Fortunately or unfortunately (depending on whether or not you are my mother) the truth behind this story is much less exciting than the find. **.**** had been urinating blood, they claim, for most of the day. The amount of blood and its dryness beg to differ, but I have yet to hear anything to the contrary. I’m not a detective so I have not tried to follow up on the ordeal. All I know is, when my parents are old, I will do a much better job of caring for them. This resident clearly had no one.
I filled out my paper work, wrote my first incident report and spent the rest of the night thinking about everything that had happened. S-1 was right. It was one hell of a first day.

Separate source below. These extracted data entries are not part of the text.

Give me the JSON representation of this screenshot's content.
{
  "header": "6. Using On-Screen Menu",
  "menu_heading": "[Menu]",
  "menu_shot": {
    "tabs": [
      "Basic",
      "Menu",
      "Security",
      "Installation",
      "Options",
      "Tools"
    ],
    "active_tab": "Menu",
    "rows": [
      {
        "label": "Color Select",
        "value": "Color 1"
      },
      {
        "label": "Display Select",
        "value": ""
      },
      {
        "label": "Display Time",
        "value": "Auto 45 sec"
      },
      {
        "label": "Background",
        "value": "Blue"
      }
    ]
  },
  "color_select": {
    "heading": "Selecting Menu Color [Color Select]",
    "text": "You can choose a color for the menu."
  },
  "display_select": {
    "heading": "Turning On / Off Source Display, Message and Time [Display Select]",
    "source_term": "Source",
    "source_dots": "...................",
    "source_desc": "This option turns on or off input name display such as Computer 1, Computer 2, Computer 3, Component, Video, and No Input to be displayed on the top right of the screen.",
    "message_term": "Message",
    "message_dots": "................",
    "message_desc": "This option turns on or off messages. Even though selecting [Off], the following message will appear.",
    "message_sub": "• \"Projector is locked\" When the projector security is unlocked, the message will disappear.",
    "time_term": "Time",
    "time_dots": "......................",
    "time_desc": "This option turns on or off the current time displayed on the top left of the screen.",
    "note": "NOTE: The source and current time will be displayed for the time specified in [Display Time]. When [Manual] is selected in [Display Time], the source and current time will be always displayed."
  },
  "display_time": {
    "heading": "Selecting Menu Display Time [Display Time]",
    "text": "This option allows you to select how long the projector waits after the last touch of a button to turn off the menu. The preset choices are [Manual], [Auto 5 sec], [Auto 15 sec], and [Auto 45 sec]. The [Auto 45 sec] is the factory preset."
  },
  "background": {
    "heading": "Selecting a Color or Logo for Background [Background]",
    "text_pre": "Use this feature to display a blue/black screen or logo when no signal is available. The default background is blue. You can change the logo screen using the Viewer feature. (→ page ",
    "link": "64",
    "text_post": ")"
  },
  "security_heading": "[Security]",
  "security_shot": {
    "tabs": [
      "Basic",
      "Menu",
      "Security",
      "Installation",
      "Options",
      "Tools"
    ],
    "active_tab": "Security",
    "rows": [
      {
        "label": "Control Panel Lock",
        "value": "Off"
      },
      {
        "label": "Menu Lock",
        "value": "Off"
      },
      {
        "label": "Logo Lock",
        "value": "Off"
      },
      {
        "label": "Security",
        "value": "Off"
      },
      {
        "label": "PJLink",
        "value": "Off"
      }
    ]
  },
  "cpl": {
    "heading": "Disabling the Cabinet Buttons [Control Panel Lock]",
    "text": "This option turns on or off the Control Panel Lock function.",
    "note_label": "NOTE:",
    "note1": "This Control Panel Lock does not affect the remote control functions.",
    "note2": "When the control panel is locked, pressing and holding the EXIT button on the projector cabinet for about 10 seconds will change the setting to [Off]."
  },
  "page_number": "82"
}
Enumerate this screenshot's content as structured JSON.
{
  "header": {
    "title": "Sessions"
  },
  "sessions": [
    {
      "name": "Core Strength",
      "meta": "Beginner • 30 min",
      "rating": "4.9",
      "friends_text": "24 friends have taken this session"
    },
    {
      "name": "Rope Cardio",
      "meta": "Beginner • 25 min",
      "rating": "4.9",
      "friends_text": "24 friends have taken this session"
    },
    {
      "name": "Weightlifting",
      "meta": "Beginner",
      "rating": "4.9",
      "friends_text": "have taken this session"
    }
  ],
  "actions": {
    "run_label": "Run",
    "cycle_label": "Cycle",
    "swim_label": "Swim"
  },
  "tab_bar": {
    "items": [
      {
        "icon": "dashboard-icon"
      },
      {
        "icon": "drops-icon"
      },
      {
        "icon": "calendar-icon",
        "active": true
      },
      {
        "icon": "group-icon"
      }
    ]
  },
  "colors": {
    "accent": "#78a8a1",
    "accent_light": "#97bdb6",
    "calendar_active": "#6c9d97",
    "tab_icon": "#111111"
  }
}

Day 3 and I am watching Unit-11 go to his post. “Crack some n*gga’s skulls.” That was what he said. If this job is nothing else, besides a steady pay check, it is an introduction into a world that I’ve only ever seen in movies and on television. It has given me a tiny taste of what it is like to be faced with real horror. To be witness to real tragedy. To maybe have to toss someone into a car or a wall and hold them until the cavalry arrives. To stand alone staring at a blood covered room, in a dark apartment.
I am sure there are some who are reading this who are probably surprised, maybe even slightly disgusted. I am also sure there are some who have seen things like this so much that it does not bother them anymore.
I am torn. I do not know who has it better. And worse, by the time I am done with this job and moved into some sort of media work, I do not even know which one I will be.